Quem mora no Brasil certamente já se deparou com a pergunta: Qual o limite do humor? A frase emblemática tomou forma quando o comediante Rafinha Bastos fez uma piada com a artista Wanessa Camargo e seu nascituro. Recentemente, a mesma pergunta voltou a ser palco de discussões quando o comediante Leo Lins foi acusado de crimes de racismo pelo Ministério Público do Estado de São Paulo.
Entenda o Caso Leo Lins
O Ministério Público do Estado de São Paulo buscou o Judiciário para censurar previamente o humorista e impedir que pudesse realizar shows e outros eventos. No caso, o MPSP ofereceu denúncia com base na Lei 13.146/2015, baseado no art. 88 e também pela lei 7.716/1989, em seu art. 20.
O artigo 88 da Lei 13.146/2015, conhecida como Lei Brasileira de Inclusão da Pessoa com Deficiência, trata da infração administrativa por discriminação, estabelecendo medidas punitivas para quem a pratica. Já o artigo 20 da Lei 7.716/1989 define os crimes resultantes de preconceito de raça ou cor, estabelecendo punições para atos discriminatórios
Posicionamento do Supremo Tribunal Federal
Embora seja controverso o fato do Supremo Tribunal Federal não permitir a censura prévia, zelando sempre pela Liberdade de Expressa, é certo que existem casos em que o STF não permite que o direito à informação e a liberdade seja exercida.

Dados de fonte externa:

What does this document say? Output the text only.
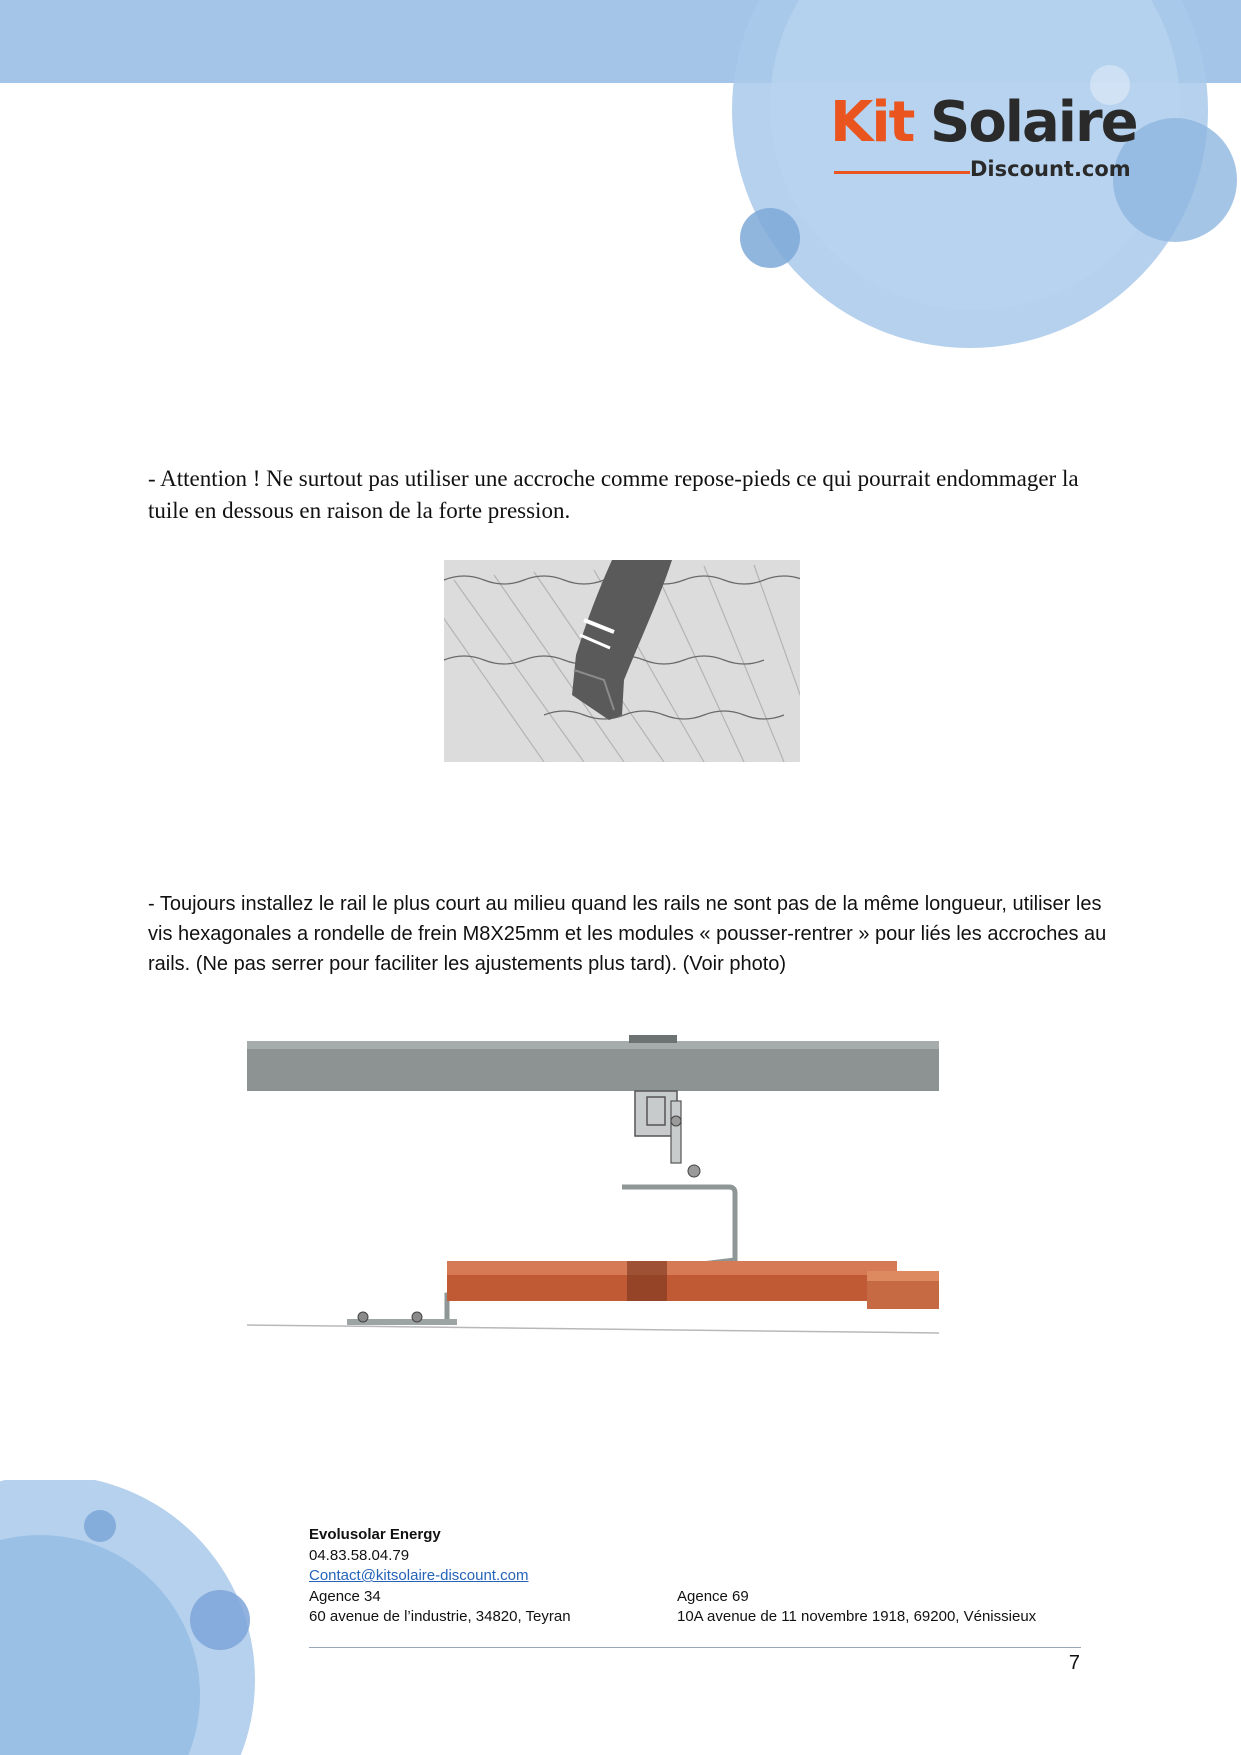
Kit Solaire
Discount.com

- Attention ! Ne surtout pas utiliser une accroche comme repose-pieds ce qui pourrait endommager la tuile en dessous en raison de la forte pression.

- Toujours installez le rail le plus court au milieu quand les rails ne sont pas de la même longueur, utiliser les vis hexagonales a rondelle de frein M8X25mm et les modules « pousser-rentrer » pour liés les accroches au rails. (Ne pas serrer pour faciliter les ajustements plus tard). (Voir photo)

Evolusolar Energy
04.83.58.04.79
Contact@kitsolaire-discount.com
Agence 34
60 avenue de l’industrie, 34820, Teyran
Agence 69
10A avenue de 11 novembre 1918, 69200, Vénissieux
7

Justamente com base nessa postura, o voto do Ministro Ricardo Lewandowski, atualmente aposentado, cassou a decisão do Tribunal de Justiça do Estado de São Paulo que tinha como objetivo censurar o humorista Leo Lins. Citou o ministro:
[i] O exercício das liberdades de pensamento, expressão e comunicação, notadamente no âmbito das atividades de imprensa, salvo situações excepcionalíssimas, não pode ser objeto de cerceamento ou censura prévia, nem mesmo judicial;
[ii] A atividade humorística, enquanto manifestação da liberdade de criação artística, amolda-se à perfeição à liberdade de imprensa que protege a atividade jornalística, sendo ambas igualmente abrangidas pela firme jurisprudência protetiva da Suprema Corte;
[iii] As liberdades de manifestação do pensamento e de expressão da atividade intelectual, artística, científica e de comunicação, inclusive a criação e apresentação de conteúdos humorísticos, possuem posição apriorística preferencial (preferred position) – o que não se confunde com superioridade (inexistente) – em relação aos demais direitos fundamentais constitucionalmente protegidos;
[iv] Tendo em vista o caráter relativo dos direitos fundamentais, eventuais abusos no exercício dessas liberdades devem, preferencialmente, ser objeto de exame posterior, nos termos da legislação civil ou até mesmo penal, dispondo o ordenamento jurídico brasileiro de mecanismos normativos e processuais aptos aequacionar os bens jurídicos conflitantes; e
[v] Somente em situações absolutamente excepcionais, vale dizer, em que restar concreta e objetivamente demonstrada a evidente lesividade para a sociedade, à luz inclusive dos princípios da proporcionalidade e razoabilidade, pode ser cogitado o afastamento cautelar, initio litis, do amplo exercício das liberdades em comento, surgindo pesadíssimo ônus argumentativo para justificar decisão judicial que implique censura prévia.”
Fonte: https://www.stf.jus.br/arquivo/cms/noticiaNoticiaStf/anexo/RCL60382.pdf
Por essa razão, determinou o Supremo Tribunal Federal que o show do humorista não poderia ter sido censurado, considerando que sequer houve proibição de falas específicas.
Caso Leo Lins Atualmente
Atualmente, o caso do humorista Leo Lins segue tendo destaque nas mídias como um marco acerca da postura a ser adotada pelo Poder Judiciário para casos em que o conflito entre direitos está em jogo, no caso em comento a defesa de minorias e a liberdade de expressão ou livre exercício da profissão.
Em 2024, o Superior Tribunal de Justiça acolheu o recurso do comediante para fazer declarar que não há competência da Justiça Estadual para julgar o crime imputado ao artista. Para o Ministro Marcos Alexandre Coleho Zilli, os crimes praticados por meios das plataformas digitais (ex. YouTube e Facebook) por ultrapassarem os limites de um ou outro Estado, inclusive do Brasil, acabam por ser de competência da Justiça Federal.
O caso ainda precisa ser remetido à Justiça Federal e o desenrolar acontecerá nos próximos meses.